Château Palmer has many followers. Indeed in certain vintages it even rivals Château Margaux itself. Its 1961 was one of the most compelling wines of the vintage outperforming most first growths. Many deem this château far more noble than its original classified third growth status which can be confirmed by its price.
Plump, silky and seductive are the words often used to describe wines from Margaux. Because of their style, they tend to be user friendly and more approachable when young.

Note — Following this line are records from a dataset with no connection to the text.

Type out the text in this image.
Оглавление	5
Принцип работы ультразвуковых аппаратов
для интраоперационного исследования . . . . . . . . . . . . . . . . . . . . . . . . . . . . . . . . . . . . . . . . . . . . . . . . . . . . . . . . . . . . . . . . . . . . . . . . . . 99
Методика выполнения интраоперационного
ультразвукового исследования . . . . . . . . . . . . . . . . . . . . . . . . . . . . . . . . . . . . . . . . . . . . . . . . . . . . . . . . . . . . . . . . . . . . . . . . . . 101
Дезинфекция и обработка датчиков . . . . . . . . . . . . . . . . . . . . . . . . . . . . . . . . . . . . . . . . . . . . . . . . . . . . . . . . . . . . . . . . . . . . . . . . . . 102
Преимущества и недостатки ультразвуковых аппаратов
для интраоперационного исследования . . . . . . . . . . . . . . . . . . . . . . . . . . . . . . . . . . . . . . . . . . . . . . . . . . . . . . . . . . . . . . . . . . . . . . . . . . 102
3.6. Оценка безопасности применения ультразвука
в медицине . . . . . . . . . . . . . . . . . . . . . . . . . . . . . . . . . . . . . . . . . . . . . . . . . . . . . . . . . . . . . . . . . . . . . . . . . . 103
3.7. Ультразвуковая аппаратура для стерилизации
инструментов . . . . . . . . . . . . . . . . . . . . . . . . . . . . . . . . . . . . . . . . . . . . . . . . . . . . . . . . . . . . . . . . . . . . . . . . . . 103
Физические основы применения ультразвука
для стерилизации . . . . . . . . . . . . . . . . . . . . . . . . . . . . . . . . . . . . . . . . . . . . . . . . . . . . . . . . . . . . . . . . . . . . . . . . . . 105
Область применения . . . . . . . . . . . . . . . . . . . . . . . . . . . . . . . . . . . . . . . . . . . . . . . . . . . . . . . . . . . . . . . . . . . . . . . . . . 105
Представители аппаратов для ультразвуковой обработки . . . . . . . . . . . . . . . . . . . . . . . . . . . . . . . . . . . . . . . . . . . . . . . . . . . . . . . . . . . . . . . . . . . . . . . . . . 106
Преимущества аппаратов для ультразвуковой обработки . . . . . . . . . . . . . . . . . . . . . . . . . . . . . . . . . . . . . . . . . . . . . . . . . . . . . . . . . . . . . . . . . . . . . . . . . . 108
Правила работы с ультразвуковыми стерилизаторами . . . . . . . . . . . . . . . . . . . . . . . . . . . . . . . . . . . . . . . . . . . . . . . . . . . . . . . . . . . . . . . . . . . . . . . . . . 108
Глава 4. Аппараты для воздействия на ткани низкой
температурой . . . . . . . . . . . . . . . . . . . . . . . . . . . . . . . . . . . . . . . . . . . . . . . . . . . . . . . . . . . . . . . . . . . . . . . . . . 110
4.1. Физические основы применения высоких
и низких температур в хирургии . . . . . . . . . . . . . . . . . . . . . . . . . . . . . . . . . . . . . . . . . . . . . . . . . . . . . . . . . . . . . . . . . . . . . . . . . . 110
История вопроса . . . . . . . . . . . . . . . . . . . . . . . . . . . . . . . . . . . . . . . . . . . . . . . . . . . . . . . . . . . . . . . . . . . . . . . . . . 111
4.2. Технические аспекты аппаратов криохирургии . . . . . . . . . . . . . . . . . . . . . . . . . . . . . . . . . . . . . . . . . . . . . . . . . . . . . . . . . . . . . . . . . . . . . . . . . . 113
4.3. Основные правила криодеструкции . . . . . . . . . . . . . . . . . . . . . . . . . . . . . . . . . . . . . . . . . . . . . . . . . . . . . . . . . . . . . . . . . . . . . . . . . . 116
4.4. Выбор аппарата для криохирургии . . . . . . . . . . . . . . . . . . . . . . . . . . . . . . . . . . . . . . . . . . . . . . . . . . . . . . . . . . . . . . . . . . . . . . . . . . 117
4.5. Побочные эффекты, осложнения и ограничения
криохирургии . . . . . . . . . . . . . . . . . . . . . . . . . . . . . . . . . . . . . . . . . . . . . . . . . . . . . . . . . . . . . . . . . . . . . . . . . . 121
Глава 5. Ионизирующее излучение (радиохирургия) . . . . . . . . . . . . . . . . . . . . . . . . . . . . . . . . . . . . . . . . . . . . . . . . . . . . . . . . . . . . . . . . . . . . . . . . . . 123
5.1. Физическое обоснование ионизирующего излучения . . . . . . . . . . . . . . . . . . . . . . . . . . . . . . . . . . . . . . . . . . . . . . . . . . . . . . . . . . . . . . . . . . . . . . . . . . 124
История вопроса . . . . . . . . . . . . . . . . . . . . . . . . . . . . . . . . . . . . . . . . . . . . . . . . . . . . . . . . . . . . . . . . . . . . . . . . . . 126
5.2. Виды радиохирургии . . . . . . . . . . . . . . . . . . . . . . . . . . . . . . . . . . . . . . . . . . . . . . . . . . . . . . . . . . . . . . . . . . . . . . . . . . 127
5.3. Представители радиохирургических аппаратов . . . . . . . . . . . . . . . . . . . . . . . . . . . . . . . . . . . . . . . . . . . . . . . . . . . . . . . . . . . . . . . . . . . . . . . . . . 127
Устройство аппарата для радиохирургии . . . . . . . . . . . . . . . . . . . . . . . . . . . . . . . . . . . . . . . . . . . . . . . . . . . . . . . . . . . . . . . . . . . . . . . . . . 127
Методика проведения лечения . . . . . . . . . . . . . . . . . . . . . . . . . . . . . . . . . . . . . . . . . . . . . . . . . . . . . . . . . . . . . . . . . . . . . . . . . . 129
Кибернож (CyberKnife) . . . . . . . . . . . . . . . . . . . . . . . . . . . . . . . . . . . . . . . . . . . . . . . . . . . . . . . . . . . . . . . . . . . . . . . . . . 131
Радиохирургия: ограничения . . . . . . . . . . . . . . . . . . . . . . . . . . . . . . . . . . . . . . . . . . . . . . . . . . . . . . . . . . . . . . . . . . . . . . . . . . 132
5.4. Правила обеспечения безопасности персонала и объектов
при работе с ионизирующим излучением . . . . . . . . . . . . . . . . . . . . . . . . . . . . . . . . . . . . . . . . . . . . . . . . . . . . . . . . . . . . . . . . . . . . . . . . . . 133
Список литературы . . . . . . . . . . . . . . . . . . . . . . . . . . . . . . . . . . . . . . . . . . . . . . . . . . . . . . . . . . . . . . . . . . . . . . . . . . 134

This is in part due to its terroir which is comprised of the thinnest soil as well as the highest proportion of chunky gravel in all of the Médoc. It drains well but also is it more susceptible to vintage variation. Margaux wines tend to have the highest proportions of Merlot within the core of the Médoc further adding to their ample roundness and openness. Margaux is home to the largest number of classified growths including its namesake first growth, Château Margaux, as well as third growths, Palmer and d'Issan.